Kedik v Kedik
2011 NY Slip Op 05923 [86 AD3d 766]
July 14, 2011
Appellate Division, Third Department
Published by New York State Law Reporting Bureau pursuant to Judiciary Law § 431.
As corrected through Wednesday, August 31, 2011


Theresa Kedik, Respondent, v Brian Kedik, Appellant.

[*1] Stephen M. Signore, Schenectady (Jean T. Carney, Schenectady, of counsel), for appellant.

The Harding Firm, Niskayuna (Charles R. Harding of counsel), for respondent.

Garry, J. Appeal from an order of the Supreme Court (Nolan Jr., J.), entered March 15, 2010 in Saratoga County, which partially granted plaintiff's motion to, among other things, direct defendant to pay $20,000 to plaintiff.

During the pendency of this matrimonial action, plaintiff and defendant sold their marital residence. Plaintiff and defendant agreed with plaintiff's parents to escrow the sale proceeds in light of looming litigation regarding a mortgage on the home held by the parents. The parents thereafter commenced an action to recover on the mortgage against both parties. Plaintiff and defendant subsequently entered into an in-court stipulation agreeing, among other things, to equally divide any excess proceeds from the sale following resolution of the parents' action. Their judgment of divorce incorporated, without merging, this stipulation.

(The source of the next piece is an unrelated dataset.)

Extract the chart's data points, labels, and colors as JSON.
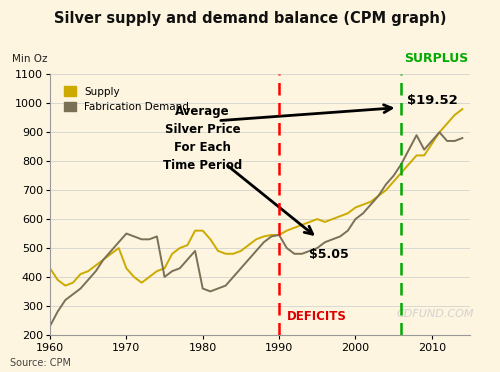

Neither plaintiff nor defendant appeared in the parents' lawsuit, and a default judgment was entered against defendant only. The parents levied upon the escrow account and the full amount remaining therein was remitted, exceeding the sum of their judgment. Defendant's subsequent motion to vacate the default judgment was granted by Supreme Court (Kramer, J.) and, in accord with a settlement between the parents and defendant, the court further ordered the parents to return $40,000 to defendant. Plaintiff, who had not yet made a formal appearance, then moved to modify the order such that the money would be returned to plaintiff and defendant jointly in accord with their stipulation; Supreme Court denied this motion, without explanation. [*2]Plaintiff thereafter sought an order in this action directing defendant to pay $20,000 to plaintiff, which was granted by Supreme Court (Nolan Jr., J.). Defendant appeals.

Defendant contends that plaintiff was precluded from seeking an order directing him to pay a portion of the remaining funds to her. Finding that neither res judicata nor collateral estoppel precluded plaintiff's claim, we affirm. The doctrine of res judicata bars litigation of a claim that was or could have been raised in a prior action where the earlier disposition was a final judgment on the merits and the party had a full and fair opportunity to litigate any cause of action arising from the same transaction (see Matter of Martin v Central Off. Review Comm. of N.Y. State Dept. of Correctional Servs., 69 AD3d 1237, 1238 [2010]; Kinsman v Turetsky, 21 AD3d 1246, 1246 [2005], lv denied 6 NY3d 702 [2005]). Here, there is no explanation of the basis for the denial of plaintiff's motion in the parents' action. Lacking any evidence that the prior determination was rendered "on the merits," res judicata does not bar plaintiff's motion in the present action (compare McDonald v Lengel, 2 AD3d 1182, 1183-1184 [2003]; Vinci v Northside Partnership, 250 AD2d 965, 965-966 [1998]).

The doctrine of collateral estoppel similarly bars a party in a subsequent action from relitigating an issue that has previously been decided against it (see Huntington Natl. Bank v Cornelius, 80 AD3d 245, 247 [2010], lv denied 16 NY3d 708 [2011]). However, preclusive effect will only be given when two requirements are met: "[f]irst, the identical issue necessarily must have been decided in the prior action and be decisive of the present action, and second, the party to be precluded from relitigating the issue must have had a full and fair opportunity to contest the prior determination" (Kaufman v Eli Lilly & Co., 65 NY2d 449, 455 [1985]; accord Matter of Howard v Stature Elec., Inc., 72 AD3d 1167, 1169 [2010], lv dismissed 15 NY3d 906 [2010]). Again, the basis for denial of plaintiff's motion cannot be gleaned from the record. Defendant has thus failed to demonstrate that the issue previously decided was identical to and decisive of the present matter (compare O'Connor v G & R Packing Co., 53 NY2d 278, 282-283 [1981]; Matter of Howard v Stature Elec., Inc., 72 AD3d at 1169-1170; Specialty Rests. Corp. v Barry, 236 AD2d 754, 755-756 [1997]). Accordingly, plaintiff is not precluded from seeking payment from defendant, in accord with the clear terms of the parties' stipulation and judgment of divorce.

Spain, J.P., Kavanagh, Stein and Egan Jr., JJ., concur. Ordered that the order is affirmed, without costs.